Aslı Nil'e dönüp fısıldadı. "Git abini çağır!" Nil yerinden ok gibi fırladı. Nazlı içinde kopan fırtınaların birinden çıkıp diğerine giriyordu. Hiçbir çıkış iyi bir yöne götürmüyordu.

"Canım bak olmuş bitmiş. Kız, bağır çağır ama lütfen ağlama!" dedi Aslı. Nazlı duvar gibi olmuş yüzünü Aslı'ya çevirip bağırmaya başladı. "Ne olmuş? Ne bitmiş? Senin haberin var mı ben nasıl yaşadım? Sen biliyor musun ben neler çektim? Hayatımın en güzel yıllarını ben her an ağlayarak geçirdim." Aslı put gibi olmuştu. Gözünü bile kırpamıyordu. Bu kadar büyük bir tepki beklemediği yüzünden belliydi. Gözlerinden dökülen her damla yaş Nazlı içindi.

Karahan'ın endişeli ve sert sesi yankılandı koridorda. "Ne oluyor burada?"

Ardından Yiğit ve Aras'ta gelmişti. Nazlı gözlerini abisi ve Karahan'ın üzerinde gezdirdi. Yiğit Nazlı'ya bir adım attı. Nazlı elini kaldırdı. "Gelme!"

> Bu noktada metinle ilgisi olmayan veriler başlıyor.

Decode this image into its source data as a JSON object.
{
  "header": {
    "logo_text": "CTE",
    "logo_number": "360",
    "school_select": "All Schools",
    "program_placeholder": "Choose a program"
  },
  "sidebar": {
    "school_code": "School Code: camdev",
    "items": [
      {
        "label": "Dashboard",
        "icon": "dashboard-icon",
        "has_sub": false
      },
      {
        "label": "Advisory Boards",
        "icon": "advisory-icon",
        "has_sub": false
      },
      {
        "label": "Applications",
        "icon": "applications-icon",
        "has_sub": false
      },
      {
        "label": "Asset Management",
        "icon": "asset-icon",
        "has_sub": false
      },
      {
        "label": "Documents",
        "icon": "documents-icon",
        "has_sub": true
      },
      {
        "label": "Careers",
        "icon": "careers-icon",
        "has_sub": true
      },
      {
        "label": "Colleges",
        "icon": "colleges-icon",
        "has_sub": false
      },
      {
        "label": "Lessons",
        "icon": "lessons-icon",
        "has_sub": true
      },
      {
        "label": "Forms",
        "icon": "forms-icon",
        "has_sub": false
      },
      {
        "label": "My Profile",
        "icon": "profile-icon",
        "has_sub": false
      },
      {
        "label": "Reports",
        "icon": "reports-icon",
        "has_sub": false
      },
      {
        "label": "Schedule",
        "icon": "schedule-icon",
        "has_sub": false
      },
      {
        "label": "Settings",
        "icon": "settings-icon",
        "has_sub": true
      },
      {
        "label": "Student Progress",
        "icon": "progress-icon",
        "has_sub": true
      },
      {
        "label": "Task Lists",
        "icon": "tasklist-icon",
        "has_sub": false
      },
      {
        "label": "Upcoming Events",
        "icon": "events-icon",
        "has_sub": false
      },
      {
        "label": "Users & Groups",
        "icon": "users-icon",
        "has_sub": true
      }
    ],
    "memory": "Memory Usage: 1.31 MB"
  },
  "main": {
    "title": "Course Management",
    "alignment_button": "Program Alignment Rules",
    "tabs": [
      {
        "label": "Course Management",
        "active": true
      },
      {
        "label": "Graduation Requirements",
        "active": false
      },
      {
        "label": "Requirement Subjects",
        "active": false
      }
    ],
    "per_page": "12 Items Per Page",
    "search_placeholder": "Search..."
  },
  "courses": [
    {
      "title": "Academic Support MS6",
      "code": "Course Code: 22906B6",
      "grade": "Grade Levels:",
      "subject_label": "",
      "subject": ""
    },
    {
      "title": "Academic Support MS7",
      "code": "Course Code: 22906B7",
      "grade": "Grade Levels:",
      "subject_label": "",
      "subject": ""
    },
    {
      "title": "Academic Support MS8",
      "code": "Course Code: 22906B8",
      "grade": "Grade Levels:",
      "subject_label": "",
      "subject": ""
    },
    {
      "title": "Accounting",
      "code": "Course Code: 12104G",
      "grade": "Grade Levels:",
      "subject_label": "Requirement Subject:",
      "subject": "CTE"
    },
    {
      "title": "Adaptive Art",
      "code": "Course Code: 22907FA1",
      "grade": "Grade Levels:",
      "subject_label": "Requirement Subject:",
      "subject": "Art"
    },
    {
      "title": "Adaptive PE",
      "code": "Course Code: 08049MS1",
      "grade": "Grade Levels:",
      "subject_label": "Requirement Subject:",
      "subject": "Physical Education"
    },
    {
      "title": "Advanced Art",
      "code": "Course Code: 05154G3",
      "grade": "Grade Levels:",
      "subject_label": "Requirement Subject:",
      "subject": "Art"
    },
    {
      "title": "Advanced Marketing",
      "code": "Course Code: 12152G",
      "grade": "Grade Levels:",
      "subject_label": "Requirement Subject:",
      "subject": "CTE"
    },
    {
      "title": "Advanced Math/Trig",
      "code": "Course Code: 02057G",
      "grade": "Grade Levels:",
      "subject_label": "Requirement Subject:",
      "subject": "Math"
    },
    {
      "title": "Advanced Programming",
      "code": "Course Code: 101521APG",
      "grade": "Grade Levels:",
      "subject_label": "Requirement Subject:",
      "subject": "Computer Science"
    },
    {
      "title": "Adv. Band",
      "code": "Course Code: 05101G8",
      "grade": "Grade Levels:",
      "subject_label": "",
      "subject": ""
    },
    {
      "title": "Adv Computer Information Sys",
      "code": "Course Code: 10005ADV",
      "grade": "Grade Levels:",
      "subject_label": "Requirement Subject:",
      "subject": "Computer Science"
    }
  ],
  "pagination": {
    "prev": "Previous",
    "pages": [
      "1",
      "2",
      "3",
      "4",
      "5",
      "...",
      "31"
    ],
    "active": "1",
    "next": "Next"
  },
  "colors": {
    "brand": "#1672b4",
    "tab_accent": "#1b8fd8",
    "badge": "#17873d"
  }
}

Yiğit şaşkın bakışlarla izliyordu. "Ne, ne var? Ne oluyor?"

Nazlı elinin içinde sıktığı bandı geri sarmaya çalıştı. Zordu. Elleri titriyordu. Tek eliyle gözlerini sildi. Ve düğmeye bastı.

Kayıt cihazından çıkan konuşma iki kişinin birbirine söylediği her söz karşılarında tekrar ediyordu. Karahan gözlerini kapatıp başını geri attı. Bu olmuş olamaz, diye düşündü. Ama gayette olmuştu. Nereden çıktığını sormadı Karahan. Önünden giden çiçekte bir gariplik olduğunu anlamıştı zaten.

Yiğit tek elini alnına koymuştu. Hiç bir zaman bilmeyecekti oysa.

Nazlı kayıt cihazını yere fırlattı. "Ne bu?" deyip yine iki adamı göz hapsine aldı. Ama ikisinden de ses çıkmıyordu. "Ne sandınız? Nazlı aptal, kaldırılması kolay biriydi değil mi sizin için? Hiç öğrenemez mi sandınız? Herkes susacaktı. Nazlı ölene kadar hiç bir şey bilmeyecekti mi sandınız?" Avazı çıktığı kadar bağırdı.

Karahan Nazlı'nın ağlamasına dayanamıyordu. Bağırması hesap sorması umrunda bile değildi. Nazlı Karahan'ı tek kurşunla vurup öldürse bile Karahan'ın canı yanmazdı. Ama ağlamasaydı keşke... "Bunu konuşabiliriz Nazlı, ama lütfen ağlama!"